Denny Siregar Ungkap Cara Menyisipkan Semangat Nasionalisme dalam Film Sayap Sayap Patah
Film Sayap Sayap Patah (Foto: ist)

Bagikan:

JAKARTA - Produser Denny Siregar menjadi salah satu pembicara Webinar Festival Film Indonesia bertajuk Film dan Nasionalisme bersama dengan Zinggara Hidayat pada Jumat, 16 September. Denny yang memproduseri film Sayap Sayap Patah ini mengaku dari awal mengkonsepkan nasionalisme dalam film.

"Saya belajar dari film Hollywood, apapun genrenya selalu ada bendera Amerika yang berkibar. Lalu kisah brimob tahun 2018 itu banyak yang terlupakan, saya pikir kira perlu menggambarkan 5 orang yang menjadi korban ini melalui film," katanya.

Ketika mengkonsep film, Denny tak malu mengakui belajar dari drama Korea. "Korea itu budayanya yang diekspor melalui drama. Anak saya sekarang makannya kimchi bukan gudeg. Ini yang saya pelajari bahwa nasionalisme saat ini bukan cuma seragam tentara atau polisi," paparnya.

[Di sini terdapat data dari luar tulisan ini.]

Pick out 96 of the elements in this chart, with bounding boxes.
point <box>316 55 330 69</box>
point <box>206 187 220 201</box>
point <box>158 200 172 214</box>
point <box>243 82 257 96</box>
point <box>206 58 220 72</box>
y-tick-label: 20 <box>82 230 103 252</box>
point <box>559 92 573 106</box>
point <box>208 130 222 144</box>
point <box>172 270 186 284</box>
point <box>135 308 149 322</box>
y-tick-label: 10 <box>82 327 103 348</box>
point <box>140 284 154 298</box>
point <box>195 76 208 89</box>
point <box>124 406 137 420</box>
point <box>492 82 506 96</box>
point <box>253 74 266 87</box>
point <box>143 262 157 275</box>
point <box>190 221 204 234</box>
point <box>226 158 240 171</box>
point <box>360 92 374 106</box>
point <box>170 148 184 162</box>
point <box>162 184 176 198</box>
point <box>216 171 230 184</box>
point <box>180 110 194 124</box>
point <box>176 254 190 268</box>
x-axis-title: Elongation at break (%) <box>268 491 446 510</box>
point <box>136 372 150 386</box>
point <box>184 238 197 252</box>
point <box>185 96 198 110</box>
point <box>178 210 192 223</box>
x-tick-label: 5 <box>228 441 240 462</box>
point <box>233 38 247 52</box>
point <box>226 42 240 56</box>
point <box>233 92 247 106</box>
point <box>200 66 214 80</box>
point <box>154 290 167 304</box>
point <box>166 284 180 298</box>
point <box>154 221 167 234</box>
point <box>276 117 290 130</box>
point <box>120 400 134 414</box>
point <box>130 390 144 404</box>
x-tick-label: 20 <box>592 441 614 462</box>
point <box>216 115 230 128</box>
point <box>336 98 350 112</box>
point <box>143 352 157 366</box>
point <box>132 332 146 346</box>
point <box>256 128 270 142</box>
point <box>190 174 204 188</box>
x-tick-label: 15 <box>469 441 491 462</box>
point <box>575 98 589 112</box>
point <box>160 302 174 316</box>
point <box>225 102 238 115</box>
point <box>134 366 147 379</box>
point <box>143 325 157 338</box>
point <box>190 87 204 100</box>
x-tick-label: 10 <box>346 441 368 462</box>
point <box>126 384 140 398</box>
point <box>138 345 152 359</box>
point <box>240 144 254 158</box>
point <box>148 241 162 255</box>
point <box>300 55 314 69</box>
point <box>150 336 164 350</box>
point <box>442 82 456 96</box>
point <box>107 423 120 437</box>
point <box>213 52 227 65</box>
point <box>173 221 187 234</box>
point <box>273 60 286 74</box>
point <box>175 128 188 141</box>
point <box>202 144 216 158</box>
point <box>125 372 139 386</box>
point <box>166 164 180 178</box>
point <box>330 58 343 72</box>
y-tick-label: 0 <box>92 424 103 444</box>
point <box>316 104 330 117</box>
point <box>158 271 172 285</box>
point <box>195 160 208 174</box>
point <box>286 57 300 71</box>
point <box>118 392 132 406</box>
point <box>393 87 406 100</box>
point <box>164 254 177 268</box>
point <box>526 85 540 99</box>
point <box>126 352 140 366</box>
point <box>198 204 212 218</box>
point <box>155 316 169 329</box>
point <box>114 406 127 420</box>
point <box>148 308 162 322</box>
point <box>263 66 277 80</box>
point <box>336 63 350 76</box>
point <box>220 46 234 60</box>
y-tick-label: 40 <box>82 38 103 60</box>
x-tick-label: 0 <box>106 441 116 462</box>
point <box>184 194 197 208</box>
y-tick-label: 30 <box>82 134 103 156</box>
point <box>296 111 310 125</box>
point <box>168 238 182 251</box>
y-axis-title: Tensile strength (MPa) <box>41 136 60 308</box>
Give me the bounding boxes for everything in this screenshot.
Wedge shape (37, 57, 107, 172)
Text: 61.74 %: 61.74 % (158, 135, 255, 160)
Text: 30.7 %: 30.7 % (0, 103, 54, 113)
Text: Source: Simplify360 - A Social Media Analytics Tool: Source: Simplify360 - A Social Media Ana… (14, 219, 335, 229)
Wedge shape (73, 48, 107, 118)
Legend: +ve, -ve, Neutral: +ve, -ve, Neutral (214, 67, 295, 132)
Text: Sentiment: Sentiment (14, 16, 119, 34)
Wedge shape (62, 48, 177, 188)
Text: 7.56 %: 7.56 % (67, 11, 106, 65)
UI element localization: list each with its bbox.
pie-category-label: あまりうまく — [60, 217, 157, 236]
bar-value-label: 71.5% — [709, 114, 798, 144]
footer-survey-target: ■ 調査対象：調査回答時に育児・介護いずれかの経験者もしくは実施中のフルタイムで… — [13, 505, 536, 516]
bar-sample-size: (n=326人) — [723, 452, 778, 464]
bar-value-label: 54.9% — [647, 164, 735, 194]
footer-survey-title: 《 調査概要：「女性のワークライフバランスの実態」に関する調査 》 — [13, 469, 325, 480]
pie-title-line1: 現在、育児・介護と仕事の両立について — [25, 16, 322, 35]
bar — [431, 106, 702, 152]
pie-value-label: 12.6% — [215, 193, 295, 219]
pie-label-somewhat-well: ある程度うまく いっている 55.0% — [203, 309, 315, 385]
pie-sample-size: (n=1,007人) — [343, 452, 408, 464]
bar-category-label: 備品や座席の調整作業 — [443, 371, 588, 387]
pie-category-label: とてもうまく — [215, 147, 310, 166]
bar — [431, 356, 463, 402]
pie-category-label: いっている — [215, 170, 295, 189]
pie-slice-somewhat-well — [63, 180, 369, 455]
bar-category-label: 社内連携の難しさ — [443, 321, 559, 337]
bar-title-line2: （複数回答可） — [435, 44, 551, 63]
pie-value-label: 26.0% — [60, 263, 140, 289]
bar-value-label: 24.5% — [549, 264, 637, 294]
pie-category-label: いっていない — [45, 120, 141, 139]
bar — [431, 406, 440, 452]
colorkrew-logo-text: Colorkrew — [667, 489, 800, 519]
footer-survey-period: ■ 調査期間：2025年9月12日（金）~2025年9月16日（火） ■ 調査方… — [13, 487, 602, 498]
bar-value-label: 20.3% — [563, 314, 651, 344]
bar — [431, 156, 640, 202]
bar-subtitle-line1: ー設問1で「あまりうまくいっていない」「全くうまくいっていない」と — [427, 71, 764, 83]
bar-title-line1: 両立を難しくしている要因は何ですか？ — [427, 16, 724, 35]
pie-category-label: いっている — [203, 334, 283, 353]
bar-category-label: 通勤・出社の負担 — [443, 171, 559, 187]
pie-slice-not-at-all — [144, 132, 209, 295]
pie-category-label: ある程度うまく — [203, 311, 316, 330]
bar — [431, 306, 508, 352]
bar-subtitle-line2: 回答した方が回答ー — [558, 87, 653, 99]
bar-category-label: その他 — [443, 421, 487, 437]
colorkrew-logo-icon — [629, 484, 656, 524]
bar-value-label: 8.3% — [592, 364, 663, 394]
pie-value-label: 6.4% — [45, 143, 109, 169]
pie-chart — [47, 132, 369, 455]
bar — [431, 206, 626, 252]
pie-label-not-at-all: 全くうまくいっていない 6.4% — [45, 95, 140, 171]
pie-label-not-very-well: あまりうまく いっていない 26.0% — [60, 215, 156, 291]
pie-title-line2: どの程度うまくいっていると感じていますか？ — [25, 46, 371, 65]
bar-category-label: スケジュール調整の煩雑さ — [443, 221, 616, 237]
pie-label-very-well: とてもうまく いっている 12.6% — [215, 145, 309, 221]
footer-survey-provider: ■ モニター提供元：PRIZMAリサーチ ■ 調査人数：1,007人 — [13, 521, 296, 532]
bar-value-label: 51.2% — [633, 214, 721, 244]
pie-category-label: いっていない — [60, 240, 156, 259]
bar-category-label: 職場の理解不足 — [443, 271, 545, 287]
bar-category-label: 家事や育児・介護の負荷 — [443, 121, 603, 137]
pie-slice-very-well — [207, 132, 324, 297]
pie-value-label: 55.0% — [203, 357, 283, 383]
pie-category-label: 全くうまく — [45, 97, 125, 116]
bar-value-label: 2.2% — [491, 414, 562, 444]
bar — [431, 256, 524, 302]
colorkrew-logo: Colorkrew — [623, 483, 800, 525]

"Saya belajar dari Korea Selatan dengan mengekspor apa yang menjadi kebanggan bangsa mereka. Kuliner dimasukkan dalam drama," paparnya.

Film Sayap Sayap Patah memperlihatkan bagaimana seseorang yang bekerja sebagai polisi siap berkomban untuk negara setiap harinya. "Tapi mengapa saya tidak tampilkan polisi di poster? Karena kita harus tetap menerapkan drama sebagai yang utama biar diminati penonton," katanya.

Nasionalisme Indonesia, menurut Denny barawal dan kolonialisme. Sehingga film punya peran untuk membangun ulang ideologi bangsa Indonesia ke depan.

"Eksporlah kita punya kemampuan sineas kita yang berhubungan dengan nasionalisme kita ke berbagai negara. Film sayap-sayap patah tiba-tiba diminta putar di Malaysia setelah dapat 2 juta penonton. Semakin sering kita mengekspor kebanggaan, semakin menang kita dengan kebanggaan," jelasnya.

Meski begitu, Denny mengaku tak bisa berbuat banyak jika pemerintah tidak memberi dukungan. "Model film nasionalisme tidak bisa berkembang jika tidak dibantu pemerintah. Jika kita bisa mengekspor kebanggaan kita sebagai negara tidak perlu idealisme dari luar," tegasnya.

Zinggara Hidayat yang meneliti dan menulis buku tentang Usmar Ismail sepakat dengan Denny Siregar. "Memunculkan merah putih dengan cara yang sangat halus mesti dilakukan dalam film. Tapi Usmar Ismail juga menampilkan gaya dansa dengan kebaya. Bisa dibilang Umar sudah lebih baju dari zamannya. Bahwa budaya bisa membangun nasionalisme," katanya.